Elsewhere in Concord, Hoyt said he has 245 clients putting Section 8 vouchers toward their rent. Only two or three of those clients live downtown, he said.

“I think the whole thing is driven, though, on why market-rate developers won’t develop” in Concord, Hoyt said.

That’s a question the city is trying to answer, too.

“At this point, we’re trying to encourage property owners to look at market-rate housing,” Baia said. “We know it’s taken decades, just by looking at the numbers, to have new market-rate housing built in our community downtown, and we’ll take projects one by one.”

One of the ways the city is doing that is through a committee that is studying upper-story development in downtown Concord and Penacook.

“We are anticipating that projects will start coming through the city for approval in the next several years,” Baia said.

The next meeting of that committee is Wednesday at 5:30 p.m. in council chambers.

By the numbers

∎ Assisted housing in downtown: at least 267 units. Includes John F. Kennedy Apartments, Mennino Place, Pitman Place and other small developments. Rents at CATCH’s Mennino Place, for example, range from $650 to $925, depending on household income and apartment size.

∎ Market-rate housing developed downtown in past 25 years: 33 units. Includes the Endicott Hotel, the Hill Court Condominiums and a few scattered private apartments. Rents at CATCH’s Endicott Hotel range from $975 to $1,400, depending on apartment size.
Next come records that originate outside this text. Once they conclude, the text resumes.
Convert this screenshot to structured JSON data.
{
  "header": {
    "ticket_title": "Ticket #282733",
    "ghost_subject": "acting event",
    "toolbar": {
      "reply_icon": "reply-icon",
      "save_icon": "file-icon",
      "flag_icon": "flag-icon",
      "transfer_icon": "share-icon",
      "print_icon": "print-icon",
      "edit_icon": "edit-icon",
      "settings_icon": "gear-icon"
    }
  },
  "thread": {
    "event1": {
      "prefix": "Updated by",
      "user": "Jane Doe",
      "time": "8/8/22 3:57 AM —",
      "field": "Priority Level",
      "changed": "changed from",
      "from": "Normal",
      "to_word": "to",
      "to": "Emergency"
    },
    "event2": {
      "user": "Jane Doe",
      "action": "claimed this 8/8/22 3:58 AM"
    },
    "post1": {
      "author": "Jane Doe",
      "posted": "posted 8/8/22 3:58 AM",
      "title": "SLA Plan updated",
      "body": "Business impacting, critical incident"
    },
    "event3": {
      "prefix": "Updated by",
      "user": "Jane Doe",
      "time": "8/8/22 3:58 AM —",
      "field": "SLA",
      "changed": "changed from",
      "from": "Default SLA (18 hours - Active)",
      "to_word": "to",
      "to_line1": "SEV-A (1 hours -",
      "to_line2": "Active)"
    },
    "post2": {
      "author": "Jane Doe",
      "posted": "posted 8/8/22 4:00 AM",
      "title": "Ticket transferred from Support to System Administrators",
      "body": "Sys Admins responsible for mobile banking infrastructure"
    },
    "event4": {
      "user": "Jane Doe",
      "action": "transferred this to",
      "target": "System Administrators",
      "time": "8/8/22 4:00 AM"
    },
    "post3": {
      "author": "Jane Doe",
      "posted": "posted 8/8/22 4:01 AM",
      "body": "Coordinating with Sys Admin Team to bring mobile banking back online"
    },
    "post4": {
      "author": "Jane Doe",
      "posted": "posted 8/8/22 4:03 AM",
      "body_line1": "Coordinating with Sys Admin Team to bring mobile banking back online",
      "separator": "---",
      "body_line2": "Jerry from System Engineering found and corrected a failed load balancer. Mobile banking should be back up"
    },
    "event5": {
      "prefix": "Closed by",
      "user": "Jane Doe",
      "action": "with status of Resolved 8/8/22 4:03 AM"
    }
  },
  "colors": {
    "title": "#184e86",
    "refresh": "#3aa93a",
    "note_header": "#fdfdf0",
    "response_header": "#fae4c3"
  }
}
(Megan Doyle can be reached at 369-3321 or mdoyle@cmonitor.com or on Twitter @megan_e_doyle.)

Legacy Comments1

Megan, You used the word: "apartment" nine times, but failed to mention anything about what they call S.R.O.'s / single room occupancies, like what exists on South Main Street in one building I've seen and #___ others throughout the city, re: a room with maybe a sink, but that you have to share the bathroom and kitchen with other tenants. When I came to town back in 1995 that's more than I had of a room, with sink and toilet down the hallway, of I had to go to the gym for a shower, but my rent was only $5.00 a day payable at the end of every ten (10) days with a $50.00 bill to the landlord. That's when housing was planned for Clinton Street of SROs for only $150/month ($5.00 a day) but then The "Concord Meadows" was built there of apartments. Everyone does not need the luxury of an apartment. Build it (an SRO) and the will come. From an existing structure, and put some carpenters, plumbers and electricians to work.